21 Ekim Pazartesi, Bolivya için seçim günü idi. Ve devlet başkanlığı seçimlerini 4. defa Evo Morales kazandı.
2000’lerde Latin Amerika’da bir sol dalga esiyordu. Latin ülkelerinde ardı ardına iktidara seçilen sol liderler, tüm kıtada zafer ve devrim havası estirmişti. Sol iktidarlar demokratik önlemler alıp sosyal devlet ilkesini hayata geçirerek halkların yaşamlarında iyileşme ve refah sağlasa da, gericiliğin ve kapitalizmin temeli olan özel mülkiyete, tekellere dokunmadıkları için emperyalizmin karşı devrimi örgütleyerek halkın kazanımlarını birer birer geri alması çok uzun sürmedi. Bolivya’da Morales’in yeniden seçilmesi, bu açıdan önemli. Miguel Díaz-Canel de ilettiği mesajında Morales’in zaferinin Latin Amerika için bir zafer olduğunu vurguladı.
Ve karşı devrim son yıllardaki geleneksel hamlesini yaptı. Seçimlerde usulsüzlük olduğunu söyleyerek sokaklarda şiddet eylemlerine başladı. Karşı devrimcilerin ilk saldırılarından biri başkent La Paz’da bulunan Bolivarcı Venezuela Lideri Hugo Chavez’in heykelini yıkmak oldu.
Genel grev çağrısı yapan karşı devrimcilere Evo Morales’in tepkisi “Bir darbe süreci yürürlükte” oldu. Ve yaşanan şiddet olaylarına karşı OHAL ilan edildi. Diğer taraftan Bolivyalı köylülerde Morales’e destek vermek için sokaklara çıktı. Ve Evo Morales “Ama Bolivya halkını demokrasiyi savunmak barışçıl bir şekilde ve Anayasa çerçevesinde hareket etmeye çağırıyorum” diyerek çağrı yaptı.

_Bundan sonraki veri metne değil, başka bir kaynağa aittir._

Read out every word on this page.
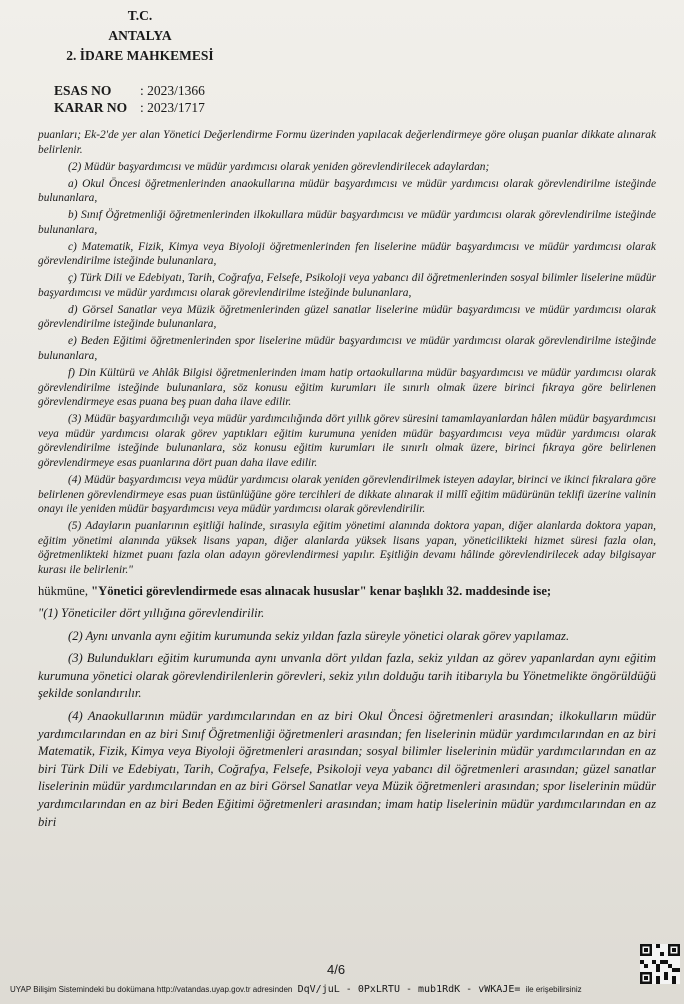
T.C.
ANTALYA
2. İDARE MAHKEMESİ
ESAS NO	: 2023/1366
KARAR NO : 2023/1717

puanları; Ek-2'de yer alan Yönetici Değerlendirme Formu üzerinden yapılacak değerlendirmeye göre oluşan puanlar dikkate alınarak belirlenir.

(2) Müdür başyardımcısı ve müdür yardımcısı olarak yeniden görevlendirilecek adaylardan;

a) Okul Öncesi öğretmenlerinden anaokullarına müdür başyardımcısı ve müdür yardımcısı olarak görevlendirilme isteğinde bulunanlara,

b) Sınıf Öğretmenliği öğretmenlerinden ilkokullara müdür başyardımcısı ve müdür yardımcısı olarak görevlendirilme isteğinde bulunanlara,

c) Matematik, Fizik, Kimya veya Biyoloji öğretmenlerinden fen liselerine müdür başyardımcısı ve müdür yardımcısı olarak görevlendirilme isteğinde bulunanlara,

ç) Türk Dili ve Edebiyatı, Tarih, Coğrafya, Felsefe, Psikoloji veya yabancı dil öğretmenlerinden sosyal bilimler liselerine müdür başyardımcısı ve müdür yardımcısı olarak görevlendirilme isteğinde bulunanlara,

d) Görsel Sanatlar veya Müzik öğretmenlerinden güzel sanatlar liselerine müdür başyardımcısı ve müdür yardımcısı olarak görevlendirilme isteğinde bulunanlara,

e) Beden Eğitimi öğretmenlerinden spor liselerine müdür başyardımcısı ve müdür yardımcısı olarak görevlendirilme isteğinde bulunanlara,

f) Din Kültürü ve Ahlâk Bilgisi öğretmenlerinden imam hatip ortaokullarına müdür başyardımcısı ve müdür yardımcısı olarak görevlendirilme isteğinde bulunanlara, söz konusu eğitim kurumları ile sınırlı olmak üzere birinci fıkraya göre belirlenen görevlendirmeye esas puana beş puan daha ilave edilir.

(3) Müdür başyardımcılığı veya müdür yardımcılığında dört yıllık görev süresini tamamlayanlardan hâlen müdür başyardımcısı veya müdür yardımcısı olarak görev yaptıkları eğitim kurumuna yeniden müdür başyardımcısı veya müdür yardımcısı olarak görevlendirilme isteğinde bulunanlara, söz konusu eğitim kurumları ile sınırlı olmak üzere, birinci fıkraya göre belirlenen görevlendirmeye esas puanlarına dört puan daha ilave edilir.

(4) Müdür başyardımcısı veya müdür yardımcısı olarak yeniden görevlendirilmek isteyen adaylar, birinci ve ikinci fıkralara göre belirlenen görevlendirmeye esas puan üstünlüğüne göre tercihleri de dikkate alınarak il millî eğitim müdürünün teklifi üzerine valinin onayı ile yeniden müdür başyardımcısı veya müdür yardımcısı olarak görevlendirilir.

(5) Adayların puanlarının eşitliği halinde, sırasıyla eğitim yönetimi alanında doktora yapan, diğer alanlarda doktora yapan, eğitim yönetimi alanında yüksek lisans yapan, diğer alanlarda yüksek lisans yapan, yöneticilikteki hizmet süresi fazla olan, öğretmenlikteki hizmet puanı fazla olan adayın görevlendirmesi yapılır. Eşitliğin devamı hâlinde görevlendirilecek aday bilgisayar kurası ile belirlenir."

hükmüne, "Yönetici görevlendirmede esas alınacak hususlar" kenar başlıklı 32. maddesinde ise;

"(1) Yöneticiler dört yıllığına görevlendirilir.

(2) Aynı unvanla aynı eğitim kurumunda sekiz yıldan fazla süreyle yönetici olarak görev yapılamaz.

(3) Bulundukları eğitim kurumunda aynı unvanla dört yıldan fazla, sekiz yıldan az görev yapanlardan aynı eğitim kurumuna yönetici olarak görevlendirilenlerin görevleri, sekiz yılın dolduğu tarih itibarıyla bu Yönetmelikte öngörüldüğü şekilde sonlandırılır.

(4) Anaokullarının müdür yardımcılarından en az biri Okul Öncesi öğretmenleri arasından; ilkokulların müdür yardımcılarından en az biri Sınıf Öğretmenliği öğretmenleri arasından; fen liselerinin müdür yardımcılarından en az biri Matematik, Fizik, Kimya veya Biyoloji öğretmenleri arasından; sosyal bilimler liselerinin müdür yardımcılarından en az biri Türk Dili ve Edebiyatı, Tarih, Coğrafya, Felsefe, Psikoloji veya yabancı dil öğretmenleri arasından; güzel sanatlar liselerinin müdür yardımcılarından en az biri Görsel Sanatlar veya Müzik öğretmenleri arasından; spor liselerinin müdür yardımcılarından en az biri Beden Eğitimi öğretmenleri arasından; imam hatip liselerinin müdür yardımcılarından en az biri

4/6
UYAP Bilişim Sistemindeki bu dokümana http://vatandas.uyap.gov.tr adresinden DqV/juL - 0PxLRTU - mub1RdK - vWKAJE= ile erişebilirsiniz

Diğer taraftan AB ve OAS seçimlerin ikinci tura götürülmesi için çağrı yaptı. Morales seçim sonuçlarını kabul etmeyeceğini söyleyip halkı sokağa çağıran ABD yanlısı aday Mesa için de "Tüm Bolivya halkı onun bir korkak olduğunu biliyordu. Mesa şimdi sadece bir korkak değil aynı zamanda bir suçlu olduğunu da gösterdi" dedi ve Bolivya anayasasına saygı gösterilmesini istedi.